Natürlich können wir heute, anders als in der Vergangenheit, dieser Krise mit anderen Mitteln begegnen, aber wie bei der Pandemie müssen wir auch bei den beeindruckenden Kräften von Katastrophenereignissen, wie denen der Tonga-Inseln, erkennen und anprangern, dass fast nichts von den Ressourcen für die Verhinderung von Katastrophen, d.h. für die Bewahrung des Lebens und der Erde, eingesetzt wird. Papst Franziskus bekräftigt in Laudato si': Noch nie hatte die Menschheit so viel Macht über sich selbst, und nichts garantiert, dass sie diese Macht gut nutzen wird.
Gott sei Dank hat die Caritas in Tonga von Anfang an mit dem von der Caritas Neuseeland kurz vor Weihnachten gesandten Material begonnen, den Menschen zu helfen und Wasser, Lebensmittel, Kleidung und Decken zu verteilen. Seit letzter Woche hat die Caritas Neuseeland mit Hilfe der neuseeländischen Marine noch mehr Hilfsgüter geschickt.
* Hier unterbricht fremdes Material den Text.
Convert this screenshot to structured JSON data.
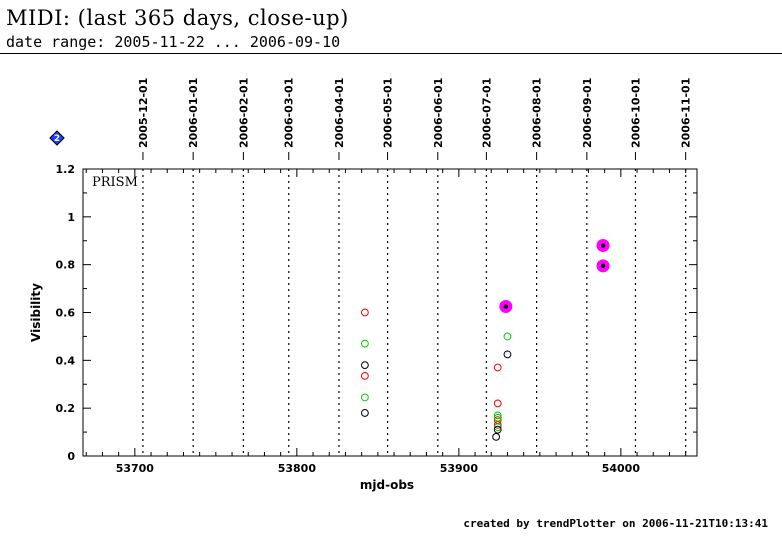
{
  "header": {
    "title": "MIDI: (last 365 days, close-up)",
    "subtitle": "date range: 2005-11-22 ... 2006-09-10"
  },
  "footer": {
    "text": "created by trendPlotter on 2006-11-21T10:13:41"
  },
  "legend_marker": {
    "icon": "blue-diamond-icon",
    "label": "2"
  },
  "chart_data": {
    "type": "scatter",
    "title": "",
    "xlabel": "mjd-obs",
    "ylabel": "Visibility",
    "panel_label": "PRISM",
    "xlim": [
      53668,
      54047
    ],
    "ylim": [
      0,
      1.2
    ],
    "xticks": [
      53700,
      53800,
      53900,
      54000
    ],
    "xticklabels": [
      "53700",
      "53800",
      "53900",
      "54000"
    ],
    "yticks": [
      0,
      0.2,
      0.4,
      0.6,
      0.8,
      1,
      1.2
    ],
    "yticklabels": [
      "0",
      "0.2",
      "0.4",
      "0.6",
      "0.8",
      "1",
      "1.2"
    ],
    "date_markers": [
      {
        "mjd": 53705,
        "label": "2005-12-01"
      },
      {
        "mjd": 53736,
        "label": "2006-01-01"
      },
      {
        "mjd": 53767,
        "label": "2006-02-01"
      },
      {
        "mjd": 53795,
        "label": "2006-03-01"
      },
      {
        "mjd": 53826,
        "label": "2006-04-01"
      },
      {
        "mjd": 53856,
        "label": "2006-05-01"
      },
      {
        "mjd": 53887,
        "label": "2006-06-01"
      },
      {
        "mjd": 53917,
        "label": "2006-07-01"
      },
      {
        "mjd": 53948,
        "label": "2006-08-01"
      },
      {
        "mjd": 53979,
        "label": "2006-09-01"
      },
      {
        "mjd": 54009,
        "label": "2006-10-01"
      },
      {
        "mjd": 54040,
        "label": "2006-11-01"
      }
    ],
    "series": [
      {
        "color": "#ff0000",
        "marker": "open-circle",
        "points": [
          {
            "x": 53842,
            "y": 0.6
          },
          {
            "x": 53842,
            "y": 0.335
          },
          {
            "x": 53924,
            "y": 0.37
          },
          {
            "x": 53924,
            "y": 0.22
          },
          {
            "x": 53924,
            "y": 0.15
          },
          {
            "x": 53924,
            "y": 0.13
          }
        ]
      },
      {
        "color": "#00cc00",
        "marker": "open-circle",
        "points": [
          {
            "x": 53842,
            "y": 0.47
          },
          {
            "x": 53842,
            "y": 0.245
          },
          {
            "x": 53930,
            "y": 0.5
          },
          {
            "x": 53924,
            "y": 0.17
          },
          {
            "x": 53924,
            "y": 0.16
          },
          {
            "x": 53924,
            "y": 0.12
          }
        ]
      },
      {
        "color": "#000000",
        "marker": "open-circle",
        "points": [
          {
            "x": 53842,
            "y": 0.38
          },
          {
            "x": 53842,
            "y": 0.18
          },
          {
            "x": 53930,
            "y": 0.425
          },
          {
            "x": 53924,
            "y": 0.11
          },
          {
            "x": 53923,
            "y": 0.08
          }
        ]
      },
      {
        "color": "#ff00ff",
        "marker": "filled-highlight",
        "points": [
          {
            "x": 53929,
            "y": 0.625
          },
          {
            "x": 53989,
            "y": 0.88
          },
          {
            "x": 53989,
            "y": 0.795
          }
        ]
      }
    ]
  }
}
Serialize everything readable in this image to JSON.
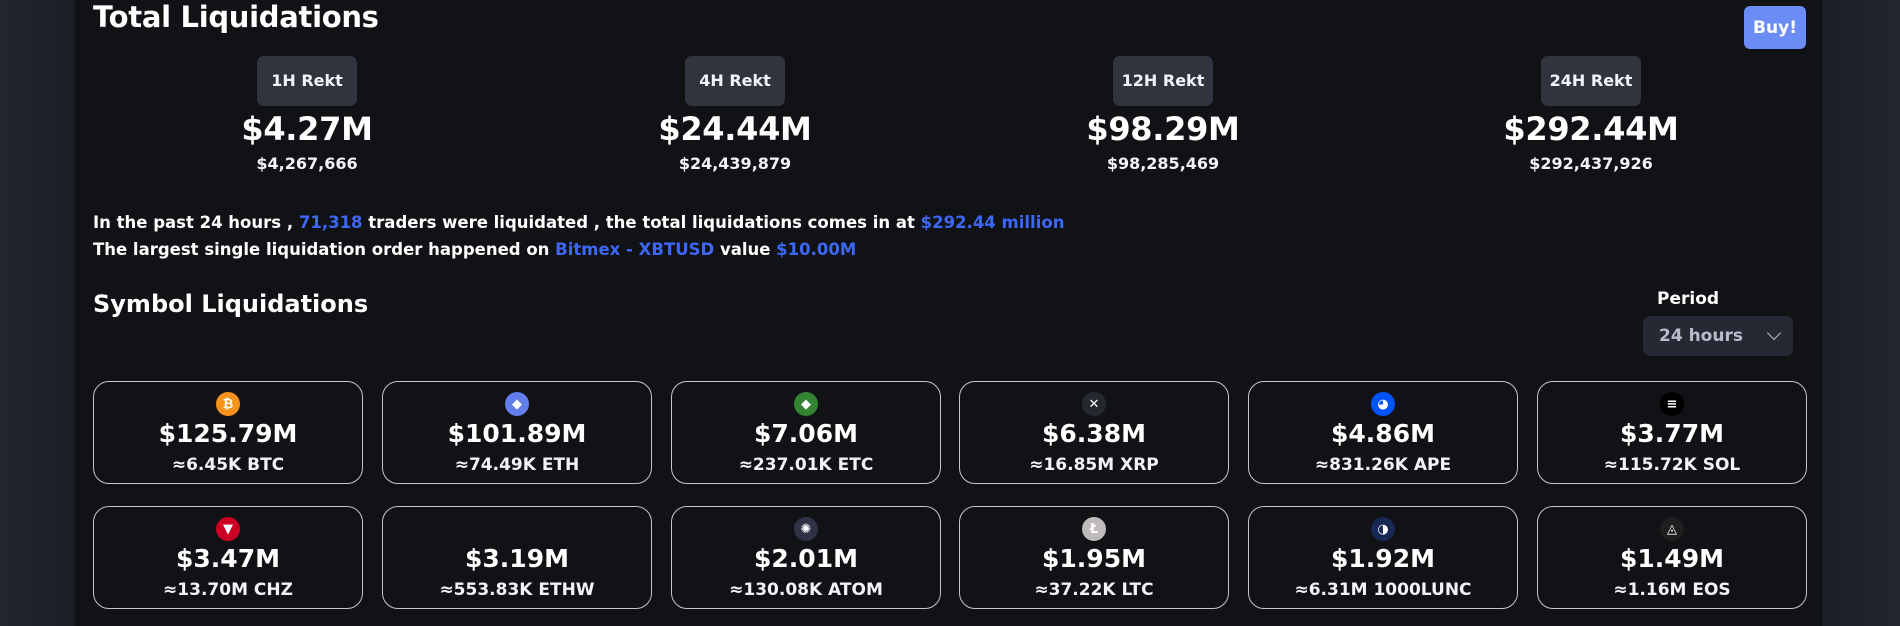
{
  "header": {
    "title": "Total Liquidations",
    "buy_label": "Buy!"
  },
  "rekt": [
    {
      "label": "1H Rekt",
      "value": "$4.27M",
      "exact": "$4,267,666"
    },
    {
      "label": "4H Rekt",
      "value": "$24.44M",
      "exact": "$24,439,879"
    },
    {
      "label": "12H Rekt",
      "value": "$98.29M",
      "exact": "$98,285,469"
    },
    {
      "label": "24H Rekt",
      "value": "$292.44M",
      "exact": "$292,437,926"
    }
  ],
  "summary": {
    "line1_a": "In the past 24 hours ,",
    "traders": "71,318",
    "line1_b": "traders were liquidated , the total liquidations comes in at",
    "total": "$292.44 million",
    "line2_a": "The largest single liquidation order happened on",
    "exchange": "Bitmex - XBTUSD",
    "line2_b": "value",
    "order_value": "$10.00M"
  },
  "symbols": {
    "title": "Symbol Liquidations",
    "period_label": "Period",
    "period_value": "24 hours",
    "cards": [
      {
        "value": "$125.79M",
        "amount": "≈6.45K BTC",
        "icon": "btc-icon",
        "color": "#f7931a",
        "glyph": "₿"
      },
      {
        "value": "$101.89M",
        "amount": "≈74.49K ETH",
        "icon": "eth-icon",
        "color": "#627eea",
        "glyph": "◆"
      },
      {
        "value": "$7.06M",
        "amount": "≈237.01K ETC",
        "icon": "etc-icon",
        "color": "#328332",
        "glyph": "◆"
      },
      {
        "value": "$6.38M",
        "amount": "≈16.85M XRP",
        "icon": "xrp-icon",
        "color": "#23292f",
        "glyph": "✕"
      },
      {
        "value": "$4.86M",
        "amount": "≈831.26K APE",
        "icon": "ape-icon",
        "color": "#0054f9",
        "glyph": "◕"
      },
      {
        "value": "$3.77M",
        "amount": "≈115.72K SOL",
        "icon": "sol-icon",
        "color": "#000000",
        "glyph": "≡"
      },
      {
        "value": "$3.47M",
        "amount": "≈13.70M CHZ",
        "icon": "chz-icon",
        "color": "#cd0124",
        "glyph": "▼"
      },
      {
        "value": "$3.19M",
        "amount": "≈553.83K ETHW",
        "icon": "ethw-icon",
        "color": "#111215",
        "glyph": ""
      },
      {
        "value": "$2.01M",
        "amount": "≈130.08K ATOM",
        "icon": "atom-icon",
        "color": "#2e3148",
        "glyph": "✺"
      },
      {
        "value": "$1.95M",
        "amount": "≈37.22K LTC",
        "icon": "ltc-icon",
        "color": "#bfbbbb",
        "glyph": "Ł"
      },
      {
        "value": "$1.92M",
        "amount": "≈6.31M 1000LUNC",
        "icon": "lunc-icon",
        "color": "#172852",
        "glyph": "◑"
      },
      {
        "value": "$1.49M",
        "amount": "≈1.16M EOS",
        "icon": "eos-icon",
        "color": "#1e1e1e",
        "glyph": "◬"
      }
    ]
  }
}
Beten wir nun zum Herrn für unsere Brüder und Schwestern, die unter dieser Katastrophe auf den Inseln von Tonga leiden, die seit dem letzten Jahrhundert mit aufrichtiger Begeisterung den christlichen Glauben angenommen und auch ein originelles Gesellschaftsmodell entwickelt haben. Wir appellieren an Gott, den Schöpfer des Himmels und der Erde, diese Brüder und Schwestern aus ihrer Verzagtheit und Entmutigung herauszuholen. Er, der das Meer zwischen zwei Toren verschlossen hat, der die Grundfesten der Erde gelegt hat, der am Morgen gebietet und den Ort der Morgendämmerung markiert, der die Grundfesten der Erde gelegt hat, damit sie der Gewalt der Natur ein Ende setzen, wie sein Sohn dem Sturm auf dem See Genezareth ein Ende gesetzt hat. Damit die Menschen in Tonga wieder aufbauen können, was der Sturm zerstört hat, und damit Gelassenheit einkehren kann.

Wir bitten den Herrn, die Herzen von Männern und Frauen zu berühren, damit sie die Wissenschaften der Erde so lenken, dass sie die Menschen aus Naturkatastrophen, Klimawandel, Krankheit, Armut und Ausgrenzung befreien. Mögen unsere Gebete jede Entfernung überwinden und zeigen, dass wir zu der einen Familie Gottes gehören, in der wir alle als Adoptivkinder willkommen sind. Trotz aller Unterschiede und Vielfalt teilen wir ein gemeinsames Schicksal, wir sind Kinder des einen Vaters, wir leben in einem gemeinsamen Haus, wir sind alle Brüder und Schwestern. Amen.